Category: Infectious Diseases

Poster Session 3

(847) Non-Invasive Diagnosis of Symptomatic Congenital CMV Infection: Biomarkers from the MFMU Trial of Hyperimmune Globulin

Thursday, February 12, 2026
10:30 AM - 12:00 PM  

    Submitting Author and Presenting Author(s)

  • Lierni Ugartemendia, PhD (she/her/hers)
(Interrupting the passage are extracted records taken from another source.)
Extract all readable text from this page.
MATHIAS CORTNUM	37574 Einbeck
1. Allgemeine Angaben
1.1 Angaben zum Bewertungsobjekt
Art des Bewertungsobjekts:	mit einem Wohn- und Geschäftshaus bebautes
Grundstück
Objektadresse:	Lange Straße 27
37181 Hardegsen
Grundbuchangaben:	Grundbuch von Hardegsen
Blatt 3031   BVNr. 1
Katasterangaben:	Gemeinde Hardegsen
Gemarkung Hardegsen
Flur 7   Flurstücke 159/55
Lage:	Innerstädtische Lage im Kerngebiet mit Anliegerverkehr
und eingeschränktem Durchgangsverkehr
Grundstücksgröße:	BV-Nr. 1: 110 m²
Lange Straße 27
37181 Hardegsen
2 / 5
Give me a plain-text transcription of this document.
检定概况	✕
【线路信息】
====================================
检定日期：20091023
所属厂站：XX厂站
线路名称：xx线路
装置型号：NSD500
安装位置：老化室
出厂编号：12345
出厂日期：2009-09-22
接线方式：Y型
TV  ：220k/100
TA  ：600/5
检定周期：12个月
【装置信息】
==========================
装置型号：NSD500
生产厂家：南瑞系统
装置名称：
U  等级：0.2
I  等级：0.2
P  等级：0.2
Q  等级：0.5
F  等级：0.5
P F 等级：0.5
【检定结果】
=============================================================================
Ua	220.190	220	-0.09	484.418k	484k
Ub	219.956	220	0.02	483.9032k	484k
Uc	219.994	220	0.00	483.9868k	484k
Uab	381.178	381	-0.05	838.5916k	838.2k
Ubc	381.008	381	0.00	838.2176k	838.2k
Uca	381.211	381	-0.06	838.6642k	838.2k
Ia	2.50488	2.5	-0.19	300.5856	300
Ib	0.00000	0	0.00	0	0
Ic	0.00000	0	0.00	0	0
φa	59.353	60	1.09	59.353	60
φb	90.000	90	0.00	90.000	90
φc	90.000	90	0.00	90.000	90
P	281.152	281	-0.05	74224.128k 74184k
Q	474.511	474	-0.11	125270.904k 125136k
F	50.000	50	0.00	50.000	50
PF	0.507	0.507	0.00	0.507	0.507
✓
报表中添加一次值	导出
    Postdoctoral Research Fellow
    Division of Maternal-Fetal Medicine, Department of Obstetrics, Gynecology and Reproductive Sciences, McGovern Medical School at UTHealth Houston
    Houston, Texas, United States

    • Coauthor(s)

  • Brenna L. Hughes, MD (she/her/hers)

    Professor
    Department of Obstetrics and Gynecology, Duke University School of Medicine
    Duke, North Carolina, United States

  • RS

    Robert Suchting, PhD

    Faillace Department of Psychiatry and Behavioral Sciences, McGovern Medical School at UTHealth Houston
    Houston, Texas, United States

  • GD

    Gail Demmler-Harrison, MD

    Department of Pediatrics and Pathology & Immunology, Baylor College of Medicine
    Houston, Texas, United States

  • LG

    Laura Goetzl, MD

    Division of Maternal-Fetal Medicine, Department of Obstetrics, Gynecology and Reproductive Sciences, McGovern Medical School at UTHealth Houston
    Houston, Texas, United States

Objective:

Prenatal diagnosis of congenital cytomegalovirus (CMV) infection requires delaying amniocentesis following primary infection. We hypothesized that fetal neural-derived extracellular vesicles (fCNSEVs) may allow for earlier non-invasive diagnosis of fetal infection as well as additional prognostic information.


Study Design:

We purified fCNSEVs from the serum of pregnant women with primary CMV infection (GA< 28 weeks) enrolled in the MFMU-CMV trial. 51 women received hyperimmune globulin (IG) and 47 placebo. Neonates were categorized into 3 groups: uninfected (UNI, n=44), asymptomatic (ASY, n=25), symptomatic (SYM, n=29), and infection was confirmed after birth. We measured synaptopodin (SYNPO) and BCL2-associated transcription factor 1 (BCLAF1) from fCNSEVs at baseline (GA< 27 weeks), and 8.3±0.7 weeks later. Linear mixed-effects models fit each log-transformed biomarker as a function of time by symptom group interaction, adjusting for main effects. Interpretation relied on estimated marginal contrasts and slopes. Follow-up models evaluated the effect of IG treatment.


Results:

Baseline SYNPO levels were significantly higher in SYM relative to UNI (+24.7%, p< .001) and ASY (+15.8%, p= .043). But there were not differences between ASY and UNI (+7.7%, p= .354). Similarly, BCLAF1 were significantly higher in SYM relative to UNI (+20%, p= .025) and ASY (+27.2%, p= .012), without differences between ASY and UNI (+3.3%, p= .811). 8 weeks post enrollment, SYNPO decreased by -20.2% in SYM (p< .001, Fig 1A) but no changes in BCLAF1 were observed (p=.092, Fig 1B).


Conclusion:

fCNSEV biomarkers may allow non-invasive identification of those fetuses at highest risk for symptomatic infection, both for patient counseling and for potential novel anti-viral treatments. Serial biomarker measurements are associated with neonatal outcome and may prove useful tracking response to therapy and/or fetal rebound from initial infectious injury through neuroplasticity.